Yeah but I want Polygons
I hear you! So, if you want polygons, basically all you need to do, is add to your nodes a list of vertices and the appropriate data that you might need to render your polygons (either vertex color, textures and U/V maps, etc...) and update your rendering component to do the appropriate OpenGL (this for example should help) calls to draw your nodes. Once again, the first step to iteratively upgrade your 2D Tile Engine to a polygon map engine would be to, for each tile in your map, give each of your nodes two triangles, a texture resource (the tile), and U/V mappings (0,0 - 0,1 - 1,0 and 1,1). Once again, when this step is done, you should have a "generic" polygon based tile map engine. The creation of most of this data can be created procedurally by calculating coordinates based on tile position, tile size, etc...
Convex Polygons
If you decide that you ever might need NPCs to navigate on your map or want to allow your player to navigate by clicking the map, I would suggest that you always use convex polygons (the triangle being the simplest for of a convex polygon). This allows your code that assume that two different positions on the same polygon can be navigated to in straight line.
Complex Maps
Based on the link you provided, you want to have rather complex maps. In this case, the author used Voronoi Diagrams to generate the polygons of the map. There are already solutions to do triangulation like that, but you might also want to use other techniques that are easier to work with if you're just switching to 3D like this one for example. Once you have interesting results, you should consider implementing serialization to save/open your map data from the game. If you want to create an editor, be aware that it might be a lot of work but can be worth it if you want people to help you creating maps or to add elements to the maps (like geometry that's not part of the terrain).
I went all over the place with this answer, but hopefully it helps!

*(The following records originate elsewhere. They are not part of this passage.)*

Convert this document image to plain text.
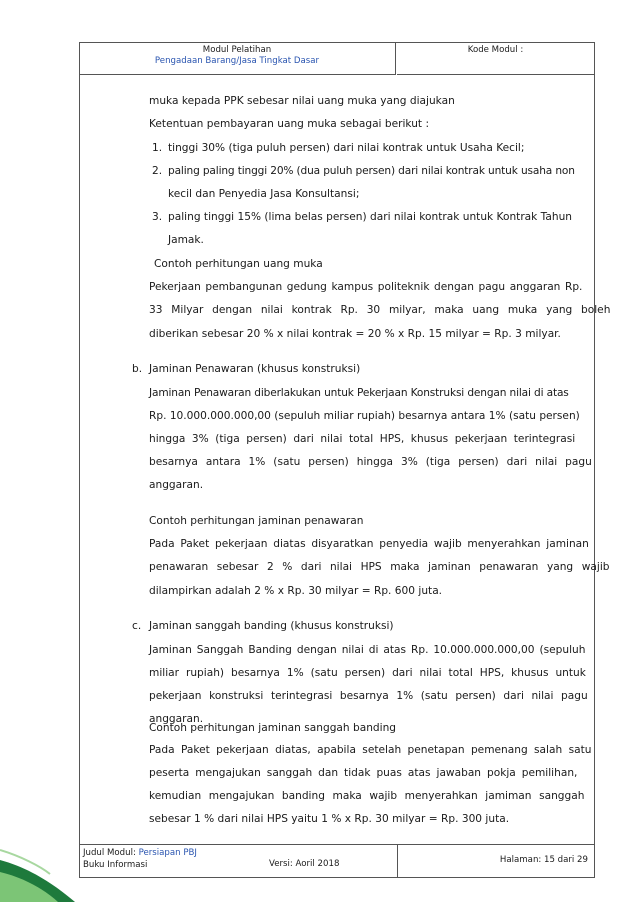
Modul Pelatihan
Pengadaan Barang/Jasa Tingkat Dasar
Kode Modul :
muka kepada PPK sebesar nilai uang muka yang diajukan
Ketentuan pembayaran uang muka sebagai berikut :
1. tinggi 30% (tiga puluh persen) dari nilai kontrak untuk Usaha Kecil;
2. paling paling tinggi 20% (dua puluh persen) dari nilai kontrak untuk usaha non
kecil dan Penyedia Jasa Konsultansi;
3. paling tinggi 15% (lima belas persen) dari nilai kontrak untuk Kontrak Tahun
Jamak.
Contoh perhitungan uang muka
Pekerjaan pembangunan gedung kampus politeknik dengan pagu anggaran Rp.
33 Milyar dengan nilai kontrak Rp. 30 milyar, maka uang muka yang boleh
diberikan sebesar 20 % x nilai kontrak = 20 % x Rp. 15 milyar = Rp. 3 milyar.
b. Jaminan Penawaran (khusus konstruksi)
Jaminan Penawaran diberlakukan untuk Pekerjaan Konstruksi dengan nilai di atas
Rp. 10.000.000.000,00 (sepuluh miliar rupiah) besarnya antara 1% (satu persen)
hingga 3% (tiga persen) dari nilai total HPS, khusus pekerjaan terintegrasi
besarnya antara 1% (satu persen) hingga 3% (tiga persen) dari nilai pagu
anggaran.
Contoh perhitungan jaminan penawaran
Pada Paket pekerjaan diatas disyaratkan penyedia wajib menyerahkan jaminan
penawaran sebesar 2 % dari nilai HPS maka jaminan penawaran yang wajib
dilampirkan adalah 2 % x Rp. 30 milyar = Rp. 600 juta.
c. Jaminan sanggah banding (khusus konstruksi)
Jaminan Sanggah Banding dengan nilai di atas Rp. 10.000.000.000,00 (sepuluh
miliar rupiah) besarnya 1% (satu persen) dari nilai total HPS, khusus untuk
pekerjaan konstruksi terintegrasi besarnya 1% (satu persen) dari nilai pagu
anggaran.
Contoh perhitungan jaminan sanggah banding
Pada Paket pekerjaan diatas, apabila setelah penetapan pemenang salah satu
peserta mengajukan sanggah dan tidak puas atas jawaban pokja pemilihan,
kemudian mengajukan banding maka wajib menyerahkan jamiman sanggah
Judul Modul: Persiapan PBJ
Buku Informasi	Versi: Aoril 2018	Halaman: 15 dari 29
sebesar 1 % dari nilai HPS yaitu 1 % x Rp. 30 milyar = Rp. 300 juta.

Just iterate over all the tiles, and do a hit-test from the centre of the tile to the polys. Turn the type of the tile into the type of the polygon. Did you need more than that?
EDIT: Sorry, I realize that probably isn't helpful. Playing with procedural algorithms can be fun and profitable. Start with a loop that iterates over all tiles and chooses randomly whether or not the tile is occupied. Then, iterate over them again and choose whether it is occupied or its neighbour is.